# SMS von 1232111



## Kannibolus (20 August 2011)

Hallo,
habe gestern eine SMS von 1232111 bekommen mit dem Wortlaut "Anbei erhalten Sie den Bezahlcode zur Bestellung eines kostenpflichtigen Dienstes in Höhe von 1,49 EURO: "Bezahlcode""
habe heute auf meine EPLUS-Seite geschaut um nachzusehen, ob etwas abgebucht wurde. Bis jetzt noch nicht. Habe einen Vertrag bei Eplus.
Kann man die SMS ignorieren, oder was kann man dagegen tun?

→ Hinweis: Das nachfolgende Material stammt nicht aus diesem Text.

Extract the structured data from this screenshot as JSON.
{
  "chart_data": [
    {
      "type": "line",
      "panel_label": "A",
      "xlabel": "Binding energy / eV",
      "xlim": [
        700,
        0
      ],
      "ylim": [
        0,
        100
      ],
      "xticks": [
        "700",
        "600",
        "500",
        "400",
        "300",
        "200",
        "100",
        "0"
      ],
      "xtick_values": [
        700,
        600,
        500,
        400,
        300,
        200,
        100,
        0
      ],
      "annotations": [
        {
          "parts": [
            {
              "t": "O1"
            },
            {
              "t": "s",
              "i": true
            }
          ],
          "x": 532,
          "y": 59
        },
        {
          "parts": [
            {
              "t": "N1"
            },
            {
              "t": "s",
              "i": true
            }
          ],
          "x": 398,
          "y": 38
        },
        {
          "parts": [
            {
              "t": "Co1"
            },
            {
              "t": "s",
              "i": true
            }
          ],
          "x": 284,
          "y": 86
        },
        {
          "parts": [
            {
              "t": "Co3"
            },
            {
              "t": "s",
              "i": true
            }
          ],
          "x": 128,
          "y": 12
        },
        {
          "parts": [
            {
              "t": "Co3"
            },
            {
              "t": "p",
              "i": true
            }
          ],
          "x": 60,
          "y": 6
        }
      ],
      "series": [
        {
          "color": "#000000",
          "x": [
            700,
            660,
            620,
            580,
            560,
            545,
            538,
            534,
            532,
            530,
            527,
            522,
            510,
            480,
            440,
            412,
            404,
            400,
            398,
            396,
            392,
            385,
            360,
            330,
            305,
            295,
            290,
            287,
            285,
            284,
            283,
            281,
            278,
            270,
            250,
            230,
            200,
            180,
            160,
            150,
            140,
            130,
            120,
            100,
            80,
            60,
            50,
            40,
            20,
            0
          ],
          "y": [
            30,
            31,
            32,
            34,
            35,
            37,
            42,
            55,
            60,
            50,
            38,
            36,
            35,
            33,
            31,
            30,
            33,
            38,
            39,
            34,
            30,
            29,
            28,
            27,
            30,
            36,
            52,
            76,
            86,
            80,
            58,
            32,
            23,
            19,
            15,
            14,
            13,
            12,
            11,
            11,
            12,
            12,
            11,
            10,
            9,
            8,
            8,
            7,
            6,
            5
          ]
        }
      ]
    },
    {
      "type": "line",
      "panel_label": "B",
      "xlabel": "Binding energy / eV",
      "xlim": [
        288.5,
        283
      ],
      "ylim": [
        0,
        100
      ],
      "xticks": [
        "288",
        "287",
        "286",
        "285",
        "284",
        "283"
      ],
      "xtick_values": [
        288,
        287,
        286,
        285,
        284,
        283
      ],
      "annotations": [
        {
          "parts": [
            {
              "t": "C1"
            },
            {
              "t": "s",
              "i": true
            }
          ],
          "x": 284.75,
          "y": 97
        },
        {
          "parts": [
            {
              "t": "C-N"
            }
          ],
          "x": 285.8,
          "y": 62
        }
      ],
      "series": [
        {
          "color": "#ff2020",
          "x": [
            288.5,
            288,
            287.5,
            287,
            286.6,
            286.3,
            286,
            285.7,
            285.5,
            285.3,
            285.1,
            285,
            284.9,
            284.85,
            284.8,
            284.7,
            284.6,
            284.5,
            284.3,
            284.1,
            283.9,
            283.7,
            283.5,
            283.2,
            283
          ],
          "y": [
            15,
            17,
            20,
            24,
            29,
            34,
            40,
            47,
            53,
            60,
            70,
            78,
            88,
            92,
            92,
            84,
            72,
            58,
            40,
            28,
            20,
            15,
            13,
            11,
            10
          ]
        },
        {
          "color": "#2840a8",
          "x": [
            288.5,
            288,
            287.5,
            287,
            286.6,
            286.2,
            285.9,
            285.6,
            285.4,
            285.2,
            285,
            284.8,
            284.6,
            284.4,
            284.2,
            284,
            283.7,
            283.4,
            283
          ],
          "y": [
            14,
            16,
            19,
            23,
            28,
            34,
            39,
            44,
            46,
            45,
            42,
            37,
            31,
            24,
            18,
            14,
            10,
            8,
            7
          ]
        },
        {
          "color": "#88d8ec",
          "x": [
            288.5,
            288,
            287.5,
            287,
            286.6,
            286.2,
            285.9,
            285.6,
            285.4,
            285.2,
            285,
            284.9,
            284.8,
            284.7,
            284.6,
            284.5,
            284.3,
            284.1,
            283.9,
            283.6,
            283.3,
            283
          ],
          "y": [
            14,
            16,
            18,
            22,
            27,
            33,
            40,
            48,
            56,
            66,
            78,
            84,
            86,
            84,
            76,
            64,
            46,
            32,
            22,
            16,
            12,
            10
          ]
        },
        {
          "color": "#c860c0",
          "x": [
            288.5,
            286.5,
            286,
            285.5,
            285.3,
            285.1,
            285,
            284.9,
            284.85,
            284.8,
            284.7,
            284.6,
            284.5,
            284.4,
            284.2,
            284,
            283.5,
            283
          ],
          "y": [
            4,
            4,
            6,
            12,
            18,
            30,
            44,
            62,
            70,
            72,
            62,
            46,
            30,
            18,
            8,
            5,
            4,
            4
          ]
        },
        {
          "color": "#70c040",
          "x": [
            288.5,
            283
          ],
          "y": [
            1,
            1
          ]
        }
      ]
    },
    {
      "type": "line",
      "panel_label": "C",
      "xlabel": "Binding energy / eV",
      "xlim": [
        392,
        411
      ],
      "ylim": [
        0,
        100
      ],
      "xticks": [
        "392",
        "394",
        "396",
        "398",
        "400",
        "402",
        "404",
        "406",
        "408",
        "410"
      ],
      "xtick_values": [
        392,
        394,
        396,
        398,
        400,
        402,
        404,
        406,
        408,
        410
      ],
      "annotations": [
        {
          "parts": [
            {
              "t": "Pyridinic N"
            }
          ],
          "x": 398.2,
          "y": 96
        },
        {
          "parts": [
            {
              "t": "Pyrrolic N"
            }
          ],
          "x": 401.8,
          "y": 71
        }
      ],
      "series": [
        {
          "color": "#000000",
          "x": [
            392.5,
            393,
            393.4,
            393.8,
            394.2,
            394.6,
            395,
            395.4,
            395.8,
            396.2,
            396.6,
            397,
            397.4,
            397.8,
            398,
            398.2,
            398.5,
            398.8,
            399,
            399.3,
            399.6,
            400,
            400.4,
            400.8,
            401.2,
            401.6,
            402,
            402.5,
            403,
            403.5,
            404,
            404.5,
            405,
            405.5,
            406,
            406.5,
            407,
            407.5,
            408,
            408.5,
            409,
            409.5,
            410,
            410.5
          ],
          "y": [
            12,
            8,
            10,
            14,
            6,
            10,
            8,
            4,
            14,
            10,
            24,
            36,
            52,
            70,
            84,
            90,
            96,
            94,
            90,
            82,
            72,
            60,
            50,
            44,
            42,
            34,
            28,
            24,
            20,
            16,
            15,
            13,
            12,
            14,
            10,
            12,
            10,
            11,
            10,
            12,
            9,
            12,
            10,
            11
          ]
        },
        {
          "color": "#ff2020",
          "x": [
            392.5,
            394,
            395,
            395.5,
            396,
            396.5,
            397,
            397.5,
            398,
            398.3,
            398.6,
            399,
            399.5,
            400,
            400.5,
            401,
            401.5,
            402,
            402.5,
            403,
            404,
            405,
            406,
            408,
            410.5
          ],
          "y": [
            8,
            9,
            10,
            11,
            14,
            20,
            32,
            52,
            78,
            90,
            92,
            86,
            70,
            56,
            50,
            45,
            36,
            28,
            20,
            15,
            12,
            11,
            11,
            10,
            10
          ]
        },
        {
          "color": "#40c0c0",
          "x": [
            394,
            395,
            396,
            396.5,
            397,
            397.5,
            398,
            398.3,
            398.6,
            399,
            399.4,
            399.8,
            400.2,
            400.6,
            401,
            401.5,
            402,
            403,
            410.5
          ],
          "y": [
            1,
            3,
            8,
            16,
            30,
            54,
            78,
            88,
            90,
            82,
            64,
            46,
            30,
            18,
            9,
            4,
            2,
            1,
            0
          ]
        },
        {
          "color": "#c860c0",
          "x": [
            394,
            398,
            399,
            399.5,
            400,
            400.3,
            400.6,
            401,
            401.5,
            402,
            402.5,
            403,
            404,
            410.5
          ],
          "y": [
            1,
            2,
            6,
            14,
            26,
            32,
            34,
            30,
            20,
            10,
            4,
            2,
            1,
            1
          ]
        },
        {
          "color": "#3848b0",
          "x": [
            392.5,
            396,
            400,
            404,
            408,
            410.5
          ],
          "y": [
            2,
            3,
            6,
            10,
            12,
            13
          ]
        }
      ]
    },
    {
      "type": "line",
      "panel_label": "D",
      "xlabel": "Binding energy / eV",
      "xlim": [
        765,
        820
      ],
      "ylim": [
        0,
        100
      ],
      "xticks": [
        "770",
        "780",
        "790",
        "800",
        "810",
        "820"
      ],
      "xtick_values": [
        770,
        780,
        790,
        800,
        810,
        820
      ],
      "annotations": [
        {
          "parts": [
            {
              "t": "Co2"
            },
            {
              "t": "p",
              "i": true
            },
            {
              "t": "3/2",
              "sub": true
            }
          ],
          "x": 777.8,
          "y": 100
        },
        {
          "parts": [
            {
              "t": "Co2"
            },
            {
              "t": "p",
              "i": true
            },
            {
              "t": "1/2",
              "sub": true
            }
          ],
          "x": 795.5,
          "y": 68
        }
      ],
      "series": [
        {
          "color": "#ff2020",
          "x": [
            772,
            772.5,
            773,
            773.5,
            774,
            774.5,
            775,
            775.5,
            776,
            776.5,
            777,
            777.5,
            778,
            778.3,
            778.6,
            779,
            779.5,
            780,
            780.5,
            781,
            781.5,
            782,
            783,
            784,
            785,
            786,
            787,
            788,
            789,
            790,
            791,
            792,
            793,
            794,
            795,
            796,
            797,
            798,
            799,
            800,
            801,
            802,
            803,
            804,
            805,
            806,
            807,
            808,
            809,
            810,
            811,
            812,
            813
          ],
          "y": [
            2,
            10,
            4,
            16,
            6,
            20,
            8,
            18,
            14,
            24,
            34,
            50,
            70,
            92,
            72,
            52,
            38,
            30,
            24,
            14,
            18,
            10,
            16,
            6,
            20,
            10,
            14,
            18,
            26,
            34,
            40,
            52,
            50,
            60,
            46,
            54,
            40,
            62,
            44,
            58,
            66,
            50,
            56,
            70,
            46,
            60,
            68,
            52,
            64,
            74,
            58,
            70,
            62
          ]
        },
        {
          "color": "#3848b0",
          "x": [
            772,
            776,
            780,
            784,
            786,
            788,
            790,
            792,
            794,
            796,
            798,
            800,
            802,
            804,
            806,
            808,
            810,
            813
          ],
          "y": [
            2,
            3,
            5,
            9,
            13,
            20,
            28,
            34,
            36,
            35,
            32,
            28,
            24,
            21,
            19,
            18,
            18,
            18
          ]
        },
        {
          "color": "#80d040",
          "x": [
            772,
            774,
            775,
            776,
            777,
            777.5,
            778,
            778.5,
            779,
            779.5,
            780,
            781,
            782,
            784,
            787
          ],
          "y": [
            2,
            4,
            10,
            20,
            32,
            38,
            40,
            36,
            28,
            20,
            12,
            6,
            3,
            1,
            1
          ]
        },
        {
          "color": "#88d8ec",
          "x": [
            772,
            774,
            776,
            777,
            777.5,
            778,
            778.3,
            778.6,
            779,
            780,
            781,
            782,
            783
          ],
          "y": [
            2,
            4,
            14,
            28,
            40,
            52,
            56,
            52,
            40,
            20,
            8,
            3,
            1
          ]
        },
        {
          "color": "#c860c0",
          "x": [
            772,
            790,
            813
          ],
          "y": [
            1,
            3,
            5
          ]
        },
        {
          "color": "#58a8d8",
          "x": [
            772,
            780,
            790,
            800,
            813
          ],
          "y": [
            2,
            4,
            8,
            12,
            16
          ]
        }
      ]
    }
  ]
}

Hatte glaub ich auch schon vorgestern eine die gleiche SMS bekommen. Habe Sie aber ausversehen schon gelöscht. Kurz danach kommt eine Email von einer Person, welche Kontakt sucht.
Heute hat mir eine Person eine SMS geschrieben, von einer gewissen Petra. Sie meinte das wir gestern SMS Verkehr hatten. hängt Sie mit der oben genannten Person zusammen.


----------



## Hippo (20 August 2011)

Entweder das ist eine Lock-SMS oder Du hast Dich bei einem Smartphone mal verklickt.
1. Maßnahme >>> versuche bei Deinem Provider (E-Plus) eine Drittanbietersperre einrichen zu lassen.

Guggst Du auch da >>> http://forum.computerbetrug.de/rech...st-nicht-gleich-drittanbieter.html#post336140


----------